Our friends listen to all this, and sometimes they have questions like, “Aren’t you concerned you are giving them money you may need someday?”
Not really. While neither Ali nor I own a working crystal ball, we have prepared the best we can for the future. We have saved — and continue to save — aggressively for retirement, and we have really good health insurance.
The other common question is whether we’re worried about what our kids might do with the money.
That answer is a flat no.
For one thing, it is not all that much. Each of the children makes more — in some cases, a lot more — in a year than they have gotten in total.
For another, they are pretty levelheaded young people. If they are going to make bad choices, they are going to make them no matter when they get the funds. (When we started doing this, the baby was 23.)
While I find my friends’ reactions intriguing, I found our children’s reactions fascinating — and totally in character for each of them.
Child No. 1, a finance/logistics guy for a San Francisco start-up, cited the longstanding “time value of money” concept, which states that the value of money right now is greater than it will be in the future because of the earning power it has today.
“Oh,” he said. “You are giving us part of our inheritance now. Time value of money, and all that. Cool.

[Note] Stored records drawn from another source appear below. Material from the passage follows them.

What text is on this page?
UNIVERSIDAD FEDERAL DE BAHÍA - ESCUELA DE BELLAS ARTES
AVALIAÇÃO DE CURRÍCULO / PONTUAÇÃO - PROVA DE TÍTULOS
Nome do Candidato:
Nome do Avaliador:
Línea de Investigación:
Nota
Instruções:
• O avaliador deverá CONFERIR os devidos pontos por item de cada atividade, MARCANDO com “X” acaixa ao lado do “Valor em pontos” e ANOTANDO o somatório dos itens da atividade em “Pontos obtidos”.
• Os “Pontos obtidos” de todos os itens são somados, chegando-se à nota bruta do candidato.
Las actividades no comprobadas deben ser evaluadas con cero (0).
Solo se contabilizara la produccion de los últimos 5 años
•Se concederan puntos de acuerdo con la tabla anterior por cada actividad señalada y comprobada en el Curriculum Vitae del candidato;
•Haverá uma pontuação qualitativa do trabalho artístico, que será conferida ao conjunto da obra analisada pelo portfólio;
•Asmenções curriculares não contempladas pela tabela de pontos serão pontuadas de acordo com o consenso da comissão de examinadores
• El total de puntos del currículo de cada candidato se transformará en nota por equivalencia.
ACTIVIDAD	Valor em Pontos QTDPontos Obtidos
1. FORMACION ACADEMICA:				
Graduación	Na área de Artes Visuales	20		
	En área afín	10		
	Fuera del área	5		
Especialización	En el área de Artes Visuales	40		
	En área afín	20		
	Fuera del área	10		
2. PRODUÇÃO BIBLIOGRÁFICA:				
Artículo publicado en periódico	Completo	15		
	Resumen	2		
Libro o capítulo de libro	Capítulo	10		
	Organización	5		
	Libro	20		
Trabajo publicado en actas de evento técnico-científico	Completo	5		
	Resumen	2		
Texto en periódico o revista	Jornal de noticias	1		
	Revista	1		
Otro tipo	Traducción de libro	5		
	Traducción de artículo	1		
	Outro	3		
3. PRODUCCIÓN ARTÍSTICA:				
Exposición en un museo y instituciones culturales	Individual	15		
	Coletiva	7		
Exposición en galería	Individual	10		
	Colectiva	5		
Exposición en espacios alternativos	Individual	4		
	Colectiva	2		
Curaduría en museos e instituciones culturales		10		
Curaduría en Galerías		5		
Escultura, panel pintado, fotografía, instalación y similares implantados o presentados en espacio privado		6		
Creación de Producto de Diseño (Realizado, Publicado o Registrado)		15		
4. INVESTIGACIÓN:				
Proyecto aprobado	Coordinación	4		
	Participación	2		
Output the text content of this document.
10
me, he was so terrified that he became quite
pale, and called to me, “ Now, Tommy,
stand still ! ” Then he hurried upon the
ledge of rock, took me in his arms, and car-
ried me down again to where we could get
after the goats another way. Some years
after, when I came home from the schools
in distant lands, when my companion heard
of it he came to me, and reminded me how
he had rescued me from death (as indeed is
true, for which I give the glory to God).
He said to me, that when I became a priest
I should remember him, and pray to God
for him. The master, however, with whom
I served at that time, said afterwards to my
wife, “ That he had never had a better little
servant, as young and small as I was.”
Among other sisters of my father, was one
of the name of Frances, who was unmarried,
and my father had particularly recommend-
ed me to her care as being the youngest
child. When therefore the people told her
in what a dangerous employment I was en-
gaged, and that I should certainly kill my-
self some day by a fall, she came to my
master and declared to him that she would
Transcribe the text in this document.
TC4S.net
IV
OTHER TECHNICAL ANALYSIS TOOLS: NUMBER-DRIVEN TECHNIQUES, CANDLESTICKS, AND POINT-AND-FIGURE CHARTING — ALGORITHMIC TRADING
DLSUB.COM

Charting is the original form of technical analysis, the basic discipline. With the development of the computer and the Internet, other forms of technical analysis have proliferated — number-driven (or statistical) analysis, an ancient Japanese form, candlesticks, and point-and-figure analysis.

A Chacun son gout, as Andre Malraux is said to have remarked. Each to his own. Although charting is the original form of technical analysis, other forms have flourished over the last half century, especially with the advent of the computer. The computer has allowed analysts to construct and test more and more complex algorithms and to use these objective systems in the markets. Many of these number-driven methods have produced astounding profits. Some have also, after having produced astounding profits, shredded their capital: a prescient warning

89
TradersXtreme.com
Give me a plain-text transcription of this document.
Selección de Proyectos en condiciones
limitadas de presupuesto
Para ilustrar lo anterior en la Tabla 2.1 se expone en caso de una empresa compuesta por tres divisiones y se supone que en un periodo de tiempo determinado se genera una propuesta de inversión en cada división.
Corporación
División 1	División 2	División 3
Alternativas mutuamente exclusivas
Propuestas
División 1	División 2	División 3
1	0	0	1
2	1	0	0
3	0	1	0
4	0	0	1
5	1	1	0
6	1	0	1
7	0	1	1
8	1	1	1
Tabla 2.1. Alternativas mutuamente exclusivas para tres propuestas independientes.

Your grandson thanks you for helping to pay his college tuition.”
Child No. 2, who has always been a bit of hoarder, said “thanks” — and instantly deposited it in his mutual fund.
Child No. 3, who has never cared about money, tried to persuade us to spend it on ourselves. She took the check reluctantly — and with the strong understanding of just how much it is going to cost her and her soon-to-be husband to buy a house in or near Boston.
Child No. 4, the budding restaurateur, said, “Thanks, guys!” and went back to planning his potential menu.
I will not waste a minute worrying about how they are going to spend the money. And I am glad we gave it to them.